La segunda mitad del poema comienza con la llegada de Odiseo a su isla natal, Ítaca. Aquí, haciendo gala de una sangre fría y una paciencia infinita, pone a prueba la lealtad de sus sirvientes, trama y lleva a efecto una sangrienta venganza contra los pretendientes de Penélope, y se reúne de nuevo con su hijo, su esposa y su anciano padre.
El texto moderno de los poemas homéricos se transmitió a través de los manuscritos medievales y renacentistas, que a su vez son copias de antiguos manuscritos, hoy perdidos. Pese a las numerosas dudas que existen sobre la identidad de Homero —algunos lo describen como un bardo ciego de Quíos— o sobre la autoría de determinadas partes del texto, como las escenas finales de la Odisea, la mayoría de sus lectores, desde la antigüedad clásica hasta no hace mucho tiempo, creyeron que Homero fue un poeta (o como mucho, dos poetas) muy parecido a los demás. Es decir la Ilíada y la Odisea, aunque basadas en materiales tradicionales, son obras independientes, originales y en gran medida ficticias.
Sin embargo, durante los últimos doscientos años, esta visión ha cambiado radicalmente, tras la aparición de la interminable cuestión homérica: ¿Quién, cómo y cuándo se compuso la Ilíada y la Odisea?
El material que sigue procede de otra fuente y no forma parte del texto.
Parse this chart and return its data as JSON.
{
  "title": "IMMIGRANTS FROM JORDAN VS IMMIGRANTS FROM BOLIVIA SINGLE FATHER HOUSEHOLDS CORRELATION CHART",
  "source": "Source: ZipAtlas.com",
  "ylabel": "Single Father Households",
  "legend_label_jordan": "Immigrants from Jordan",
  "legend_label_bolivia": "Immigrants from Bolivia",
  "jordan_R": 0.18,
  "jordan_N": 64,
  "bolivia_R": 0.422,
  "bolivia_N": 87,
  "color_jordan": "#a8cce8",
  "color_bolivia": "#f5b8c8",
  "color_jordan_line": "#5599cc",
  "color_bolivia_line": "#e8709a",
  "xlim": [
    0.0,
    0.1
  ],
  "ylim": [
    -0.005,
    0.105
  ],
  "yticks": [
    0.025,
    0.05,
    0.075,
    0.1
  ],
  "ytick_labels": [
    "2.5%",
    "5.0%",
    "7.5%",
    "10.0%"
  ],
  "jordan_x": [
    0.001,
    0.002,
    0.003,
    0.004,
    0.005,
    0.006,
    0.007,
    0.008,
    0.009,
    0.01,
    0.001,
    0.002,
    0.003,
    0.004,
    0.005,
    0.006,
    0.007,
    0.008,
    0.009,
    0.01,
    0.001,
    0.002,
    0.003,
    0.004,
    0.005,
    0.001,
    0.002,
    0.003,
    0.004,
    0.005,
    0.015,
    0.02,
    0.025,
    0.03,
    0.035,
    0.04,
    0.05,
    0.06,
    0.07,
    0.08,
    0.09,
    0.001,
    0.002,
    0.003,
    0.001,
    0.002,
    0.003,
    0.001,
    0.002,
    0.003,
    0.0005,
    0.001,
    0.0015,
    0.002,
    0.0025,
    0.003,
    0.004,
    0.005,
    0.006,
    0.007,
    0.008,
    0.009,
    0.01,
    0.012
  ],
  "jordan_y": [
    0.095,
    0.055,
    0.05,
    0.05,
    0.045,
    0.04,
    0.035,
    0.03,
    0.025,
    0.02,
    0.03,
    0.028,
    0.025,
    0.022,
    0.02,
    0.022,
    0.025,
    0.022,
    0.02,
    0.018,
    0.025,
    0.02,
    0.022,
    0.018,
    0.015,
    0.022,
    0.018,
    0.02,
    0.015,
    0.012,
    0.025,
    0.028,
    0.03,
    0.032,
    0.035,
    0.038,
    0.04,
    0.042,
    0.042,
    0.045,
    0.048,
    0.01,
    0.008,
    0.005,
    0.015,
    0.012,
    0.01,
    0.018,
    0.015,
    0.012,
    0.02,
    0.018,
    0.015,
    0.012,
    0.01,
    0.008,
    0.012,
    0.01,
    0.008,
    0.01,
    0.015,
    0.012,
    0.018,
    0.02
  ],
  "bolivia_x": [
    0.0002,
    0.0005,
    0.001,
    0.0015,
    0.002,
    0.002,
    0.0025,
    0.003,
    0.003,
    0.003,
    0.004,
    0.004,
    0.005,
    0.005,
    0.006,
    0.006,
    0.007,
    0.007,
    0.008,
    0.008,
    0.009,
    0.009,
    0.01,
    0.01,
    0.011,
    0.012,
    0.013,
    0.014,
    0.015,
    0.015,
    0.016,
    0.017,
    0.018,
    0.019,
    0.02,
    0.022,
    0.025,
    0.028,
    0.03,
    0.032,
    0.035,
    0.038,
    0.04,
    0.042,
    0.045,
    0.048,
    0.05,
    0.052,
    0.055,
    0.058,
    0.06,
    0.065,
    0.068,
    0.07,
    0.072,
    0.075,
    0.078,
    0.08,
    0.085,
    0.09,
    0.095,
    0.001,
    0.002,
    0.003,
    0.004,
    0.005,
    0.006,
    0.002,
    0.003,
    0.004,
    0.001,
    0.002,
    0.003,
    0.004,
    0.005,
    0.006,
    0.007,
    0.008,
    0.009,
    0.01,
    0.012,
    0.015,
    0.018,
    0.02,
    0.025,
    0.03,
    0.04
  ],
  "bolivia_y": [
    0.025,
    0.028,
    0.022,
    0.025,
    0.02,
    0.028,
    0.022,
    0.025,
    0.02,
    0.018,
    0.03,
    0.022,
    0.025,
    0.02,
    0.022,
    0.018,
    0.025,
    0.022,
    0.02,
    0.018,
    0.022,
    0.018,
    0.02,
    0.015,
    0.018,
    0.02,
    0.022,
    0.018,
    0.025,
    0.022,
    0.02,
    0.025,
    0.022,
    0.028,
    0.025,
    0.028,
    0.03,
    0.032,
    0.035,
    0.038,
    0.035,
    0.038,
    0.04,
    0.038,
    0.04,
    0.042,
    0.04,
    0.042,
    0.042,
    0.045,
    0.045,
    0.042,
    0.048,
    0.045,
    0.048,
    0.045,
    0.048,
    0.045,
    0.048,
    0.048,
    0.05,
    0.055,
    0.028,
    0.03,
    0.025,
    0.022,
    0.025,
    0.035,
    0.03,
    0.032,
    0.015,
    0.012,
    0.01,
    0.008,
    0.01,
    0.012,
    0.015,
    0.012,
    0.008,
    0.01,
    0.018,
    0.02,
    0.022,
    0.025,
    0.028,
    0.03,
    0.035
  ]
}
Aún no se ha encontrado una respuesta que satisfaga a todas las partes.
En los siglos XIX y XX los estudiosos han afirmado que ciertas inconsistencias internas venían a demostrar que los poemas no eran sino recopilaciones, o añadidos, de poemas líricos breves e independientes (lays); los unitaristas, por su parte, consideraban que estas inconsistencias eran insignificantes o imaginarias y que la unidad global de los poemas demostraba que ambos eran producto de una sola mente.
Recientemente, la discusión académica se ha centrado en la teoría de la composición oral-formularia, según la cual la base de los poemas tal y como hoy los conocemos es un complejo sistema de dicción poética tradicional (por ejemplo, combinaciones de sustantivo-epíteto: Aquiles, el de los pies ligeros) que sólo puede ser producto del esfuerzo común de varias generaciones de bardos heroicos.
Ninguna de estas interpretaciones es determinante, pero sería justo afirmar que prácticamente todos los comentaristas coinciden en que, por un lado, la tradición tiene un gran peso en la composición de los poemas y, por otro, que en lo fundamental ambos parecen obra de un mismo creador.
Entretanto, los hallazgos arqueológicos realizados en el curso de los últimos 130 años, en particular los de Heinrich Schliemann, han demostrado que gran parte de la civilización descrita por Homero no era ficticia. Los poemas son pues, en cierto modo, documentos históricos, y la discusión de este aspecto ha estado presente en todo momento en el debate sobre su creación.